Plus récemment, et alors que le Liban est souvent considéré comme l’arrière-cour de la Syrie, le petit pays aurait pu s’embraser au rythme de l’évolution de la crise syrienne. Et pourtant, malgré des affrontements religieux au nord du pays, malgré la tension qui règne depuis bientôt deux ans, le Liban tient bon.

Pour de nombreux experts, ce « miracle » tient notamment au fait que le Hezbollah a, depuis le début du conflit, montré une certaine distance avec son allié de Damas.

« Le Hezbollah a compris que la Syrie de Bachar al-Assad n’avait plus d’avenir, » expliquait Antoine Assaf, spécialiste du Liban, en octobre dernier.

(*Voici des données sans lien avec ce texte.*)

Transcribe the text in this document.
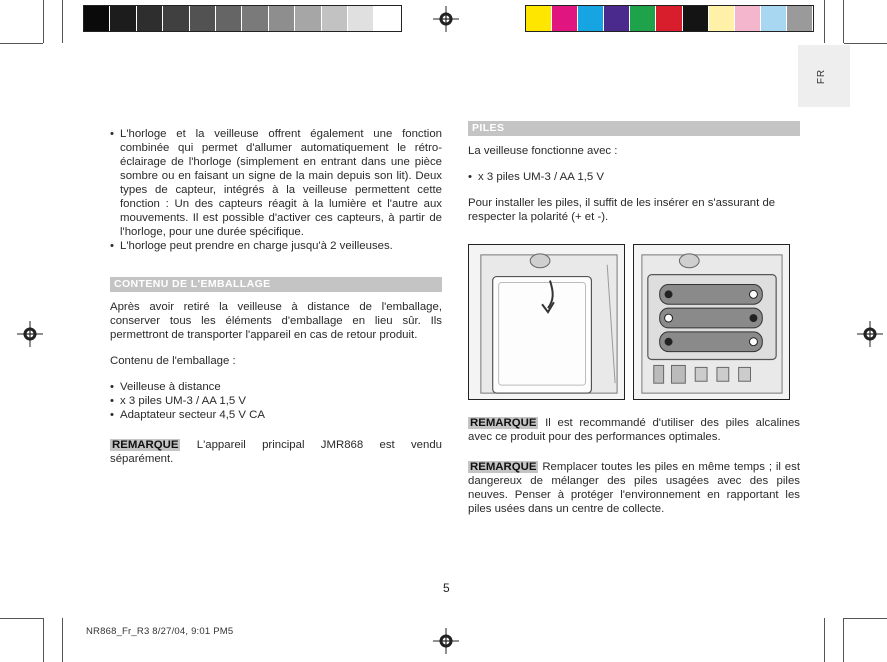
FR

• L'horloge et la veilleuse offrent également une fonction combinée qui permet d'allumer automatiquement le rétro-éclairage de l'horloge (simplement en entrant dans une pièce sombre ou en faisant un signe de la main depuis son lit). Deux types de capteur, intégrés à la veilleuse permettent cette fonction : Un des capteurs réagit à la lumière et l'autre aux mouvements. Il est possible d'activer ces capteurs, à partir de l'horloge, pour une durée spécifique.

• L'horloge peut prendre en charge jusqu'à 2 veilleuses.

CONTENU DE L'EMBALLAGE

Après avoir retiré la veilleuse à distance de l'emballage, conserver tous les éléments d'emballage en lieu sûr. Ils permettront de transporter l'appareil en cas de retour produit.

Contenu de l'emballage :

• Veilleuse à distance

• x 3 piles UM-3 / AA 1,5 V

• Adaptateur secteur 4,5 V CA

REMARQUE L'appareil principal JMR868 est vendu séparément.

PILES

La veilleuse fonctionne avec :

• x 3 piles UM-3 / AA 1,5 V

Pour installer les piles, il suffit de les insérer en s'assurant de respecter la polarité (+ et -).

REMARQUE Il est recommandé d'utiliser des piles alcalines avec ce produit pour des performances optimales.

REMARQUE Remplacer toutes les piles en même temps ; il est dangereux de mélanger des piles usagées avec des piles neuves. Penser à protéger l'environnement en rapportant les piles usées dans un centre de collecte.

5
NR868_Fr_R3 8/27/04, 9:01 PM5
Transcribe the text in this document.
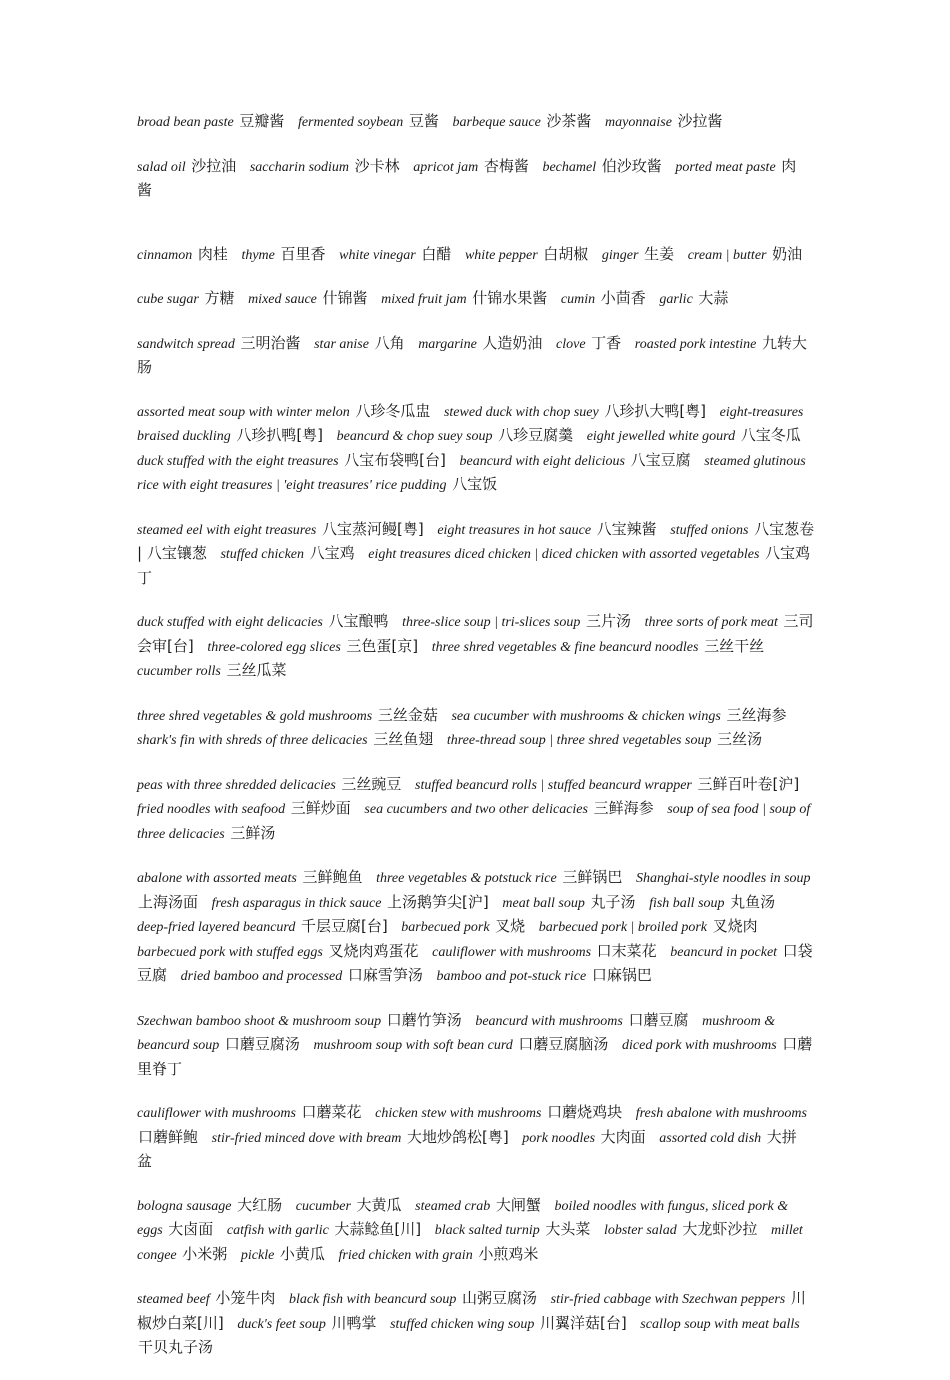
broad bean paste 豆瓣酱 fermented soybean 豆酱 barbeque sauce 沙茶酱 mayonnaise 沙拉酱

salad oil 沙拉油 saccharin sodium 沙卡林 apricot jam 杏梅酱 bechamel 伯沙玫酱 ported meat paste 肉酱

cinnamon 肉桂 thyme 百里香 white vinegar 白醋 white pepper 白胡椒 ginger 生姜 cream | butter 奶油

cube sugar 方糖 mixed sauce 什锦酱 mixed fruit jam 什锦水果酱 cumin 小茴香 garlic 大蒜

sandwitch spread 三明治酱 star anise 八角 margarine 人造奶油 clove 丁香 roasted pork intestine 九转大肠

assorted meat soup with winter melon 八珍冬瓜盅 stewed duck with chop suey 八珍扒大鸭[粤] eight-treasures braised duckling 八珍扒鸭[粤] beancurd & chop suey soup 八珍豆腐羹 eight jewelled white gourd 八宝冬瓜 duck stuffed with the eight treasures 八宝布袋鸭[台] beancurd with eight delicious 八宝豆腐 steamed glutinous rice with eight treasures | 'eight treasures' rice pudding 八宝饭

steamed eel with eight treasures 八宝蒸河鳗[粤] eight treasures in hot sauce 八宝辣酱 stuffed onions 八宝葱卷 | 八宝镶葱 stuffed chicken 八宝鸡 eight treasures diced chicken | diced chicken with assorted vegetables 八宝鸡丁

duck stuffed with eight delicacies 八宝酿鸭 three-slice soup | tri-slices soup 三片汤 three sorts of pork meat 三司会审[台] three-colored egg slices 三色蛋[京] three shred vegetables & fine beancurd noodles 三丝干丝 cucumber rolls 三丝瓜菜

three shred vegetables & gold mushrooms 三丝金菇 sea cucumber with mushrooms & chicken wings 三丝海参 shark's fin with shreds of three delicacies 三丝鱼翅 three-thread soup | three shred vegetables soup 三丝汤

peas with three shredded delicacies 三丝豌豆 stuffed beancurd rolls | stuffed beancurd wrapper 三鲜百叶卷[沪] fried noodles with seafood 三鲜炒面 sea cucumbers and two other delicacies 三鲜海参 soup of sea food | soup of three delicacies 三鲜汤

abalone with assorted meats 三鲜鲍鱼 three vegetables & potstuck rice 三鲜锅巴 Shanghai-style noodles in soup 上海汤面 fresh asparagus in thick sauce 上汤鹅笋尖[沪] meat ball soup 丸子汤 fish ball soup 丸鱼汤 deep-fried layered beancurd 千层豆腐[台] barbecued pork 叉烧 barbecued pork | broiled pork 叉烧肉 barbecued pork with stuffed eggs 叉烧肉鸡蛋花 cauliflower with mushrooms 口末菜花 beancurd in pocket 口袋豆腐 dried bamboo and processed 口麻雪笋汤 bamboo and pot-stuck rice 口麻锅巴

Szechwan bamboo shoot & mushroom soup 口蘑竹笋汤 beancurd with mushrooms 口蘑豆腐 mushroom & beancurd soup 口蘑豆腐汤 mushroom soup with soft bean curd 口蘑豆腐脑汤 diced pork with mushrooms 口蘑里脊丁

cauliflower with mushrooms 口蘑菜花 chicken stew with mushrooms 口蘑烧鸡块 fresh abalone with mushrooms 口蘑鲜鲍 stir-fried minced dove with bream 大地炒鸽松[粤] pork noodles 大肉面 assorted cold dish 大拼盆

bologna sausage 大红肠 cucumber 大黄瓜 steamed crab 大闸蟹 boiled noodles with fungus, sliced pork & eggs 大卤面 catfish with garlic 大蒜鲶鱼[川] black salted turnip 大头菜 lobster salad 大龙虾沙拉 millet congee 小米粥 pickle 小黄瓜 fried chicken with grain 小煎鸡米

steamed beef 小笼牛肉 black fish with beancurd soup 山粥豆腐汤 stir-fried cabbage with Szechwan peppers 川椒炒白菜[川] duck's feet soup 川鸭掌 stuffed chicken wing soup 川翼洋菇[台] scallop soup with meat balls 干贝丸子汤
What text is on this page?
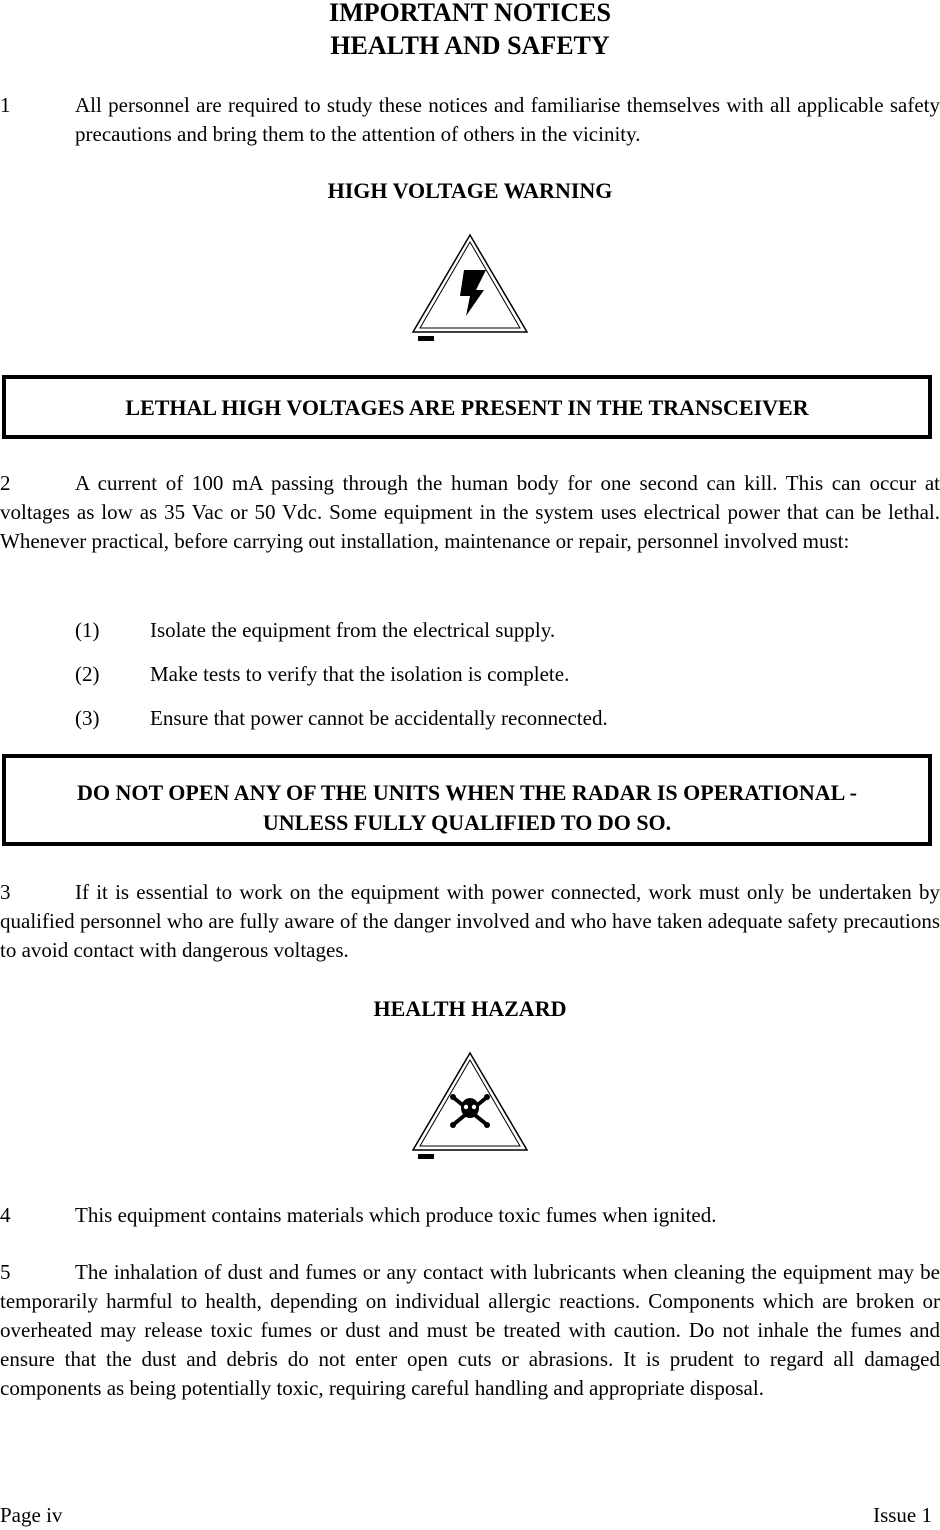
IMPORTANT NOTICES
HEALTH AND SAFETY
1	All personnel are required to study these notices and familiarise themselves with all applicable safety precautions and bring them to the attention of others in the vicinity.
HIGH VOLTAGE WARNING
LETHAL HIGH VOLTAGES ARE PRESENT IN THE TRANSCEIVER
2	A current of 100 mA passing through the human body for one second can kill. This can occur at voltages as low as 35 Vac or 50 Vdc. Some equipment in the system uses electrical power that can be lethal. Whenever practical, before carrying out installation, maintenance or repair, personnel involved must:
(1) Isolate the equipment from the electrical supply.
(2) Make tests to verify that the isolation is complete.
(3) Ensure that power cannot be accidentally reconnected.
DO NOT OPEN ANY OF THE UNITS WHEN THE RADAR IS OPERATIONAL -
UNLESS FULLY QUALIFIED TO DO SO.
3	If it is essential to work on the equipment with power connected, work must only be undertaken by qualified personnel who are fully aware of the danger involved and who have taken adequate safety precautions to avoid contact with dangerous voltages.
HEALTH HAZARD
4	This equipment contains materials which produce toxic fumes when ignited.
5	The inhalation of dust and fumes or any contact with lubricants when cleaning the equipment may be temporarily harmful to health, depending on individual allergic reactions. Components which are broken or overheated may release toxic fumes or dust and must be treated with caution. Do not inhale the fumes and ensure that the dust and debris do not enter open cuts or abrasions. It is prudent to regard all damaged components as being potentially toxic, requiring careful handling and appropriate disposal.
Page iv	Issue 1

Alors que le conflit syrien provoquait à l’époque un début d’embrasement du pays, « Hassan Nasrallah ne s’est pas positionné en faveur de l’envoi d’hommes en Syrie. Il a même affirmé que cet envoi ne serait pas dans l’intérêt du Liban, » ajoutait Antoine Assaf.

La position « pacifiste » qu’a adoptée le Hezbollah fait hésiter et alors que l’axe triangulaire Syrie/Iran/Hezbollah est menacé depuis deux ans, le dialogue avec le Hezbollah semble fondamental.

Le terrorisme du Hezbollah doit être puni

Faut-il pour autant tout pardonner à l’organisation d’Hassan Nasrallah ? C’est la question que se posent d’autres partenaires européens pour qui l’Union européenne doit apporter une réponse ferme aux agissements du Hezbollah.

Ainsi, les Pays-Bas et le Royaume-Uni veulent envoyer un « message clair » au Hezbollah. « Nous pensons que la bonne réponse serait que l’UE classe la branche militaire du Hezbollah dans la liste de l’UE des organisations terroristes dont les avoirs doivent être gelés, » a ainsi indiqué le Bureau des Affaires étrangères britannique. « Nous ne voyons aucune raison qui ferait que ce classement européen puisse affecter la stabilité politique du Liban, » a ajouté le Foreign Office.

Même son de cloche aux Pays-Bas, qui plaident pour que le Hezbollah intègre cette liste depuis 2004.

Les avis divergent et compte tenu des positions radicalement opposées des pays européen, il y a fort à penser que l’Union choisira une des autres « options » envisagées par Catherine Ashton.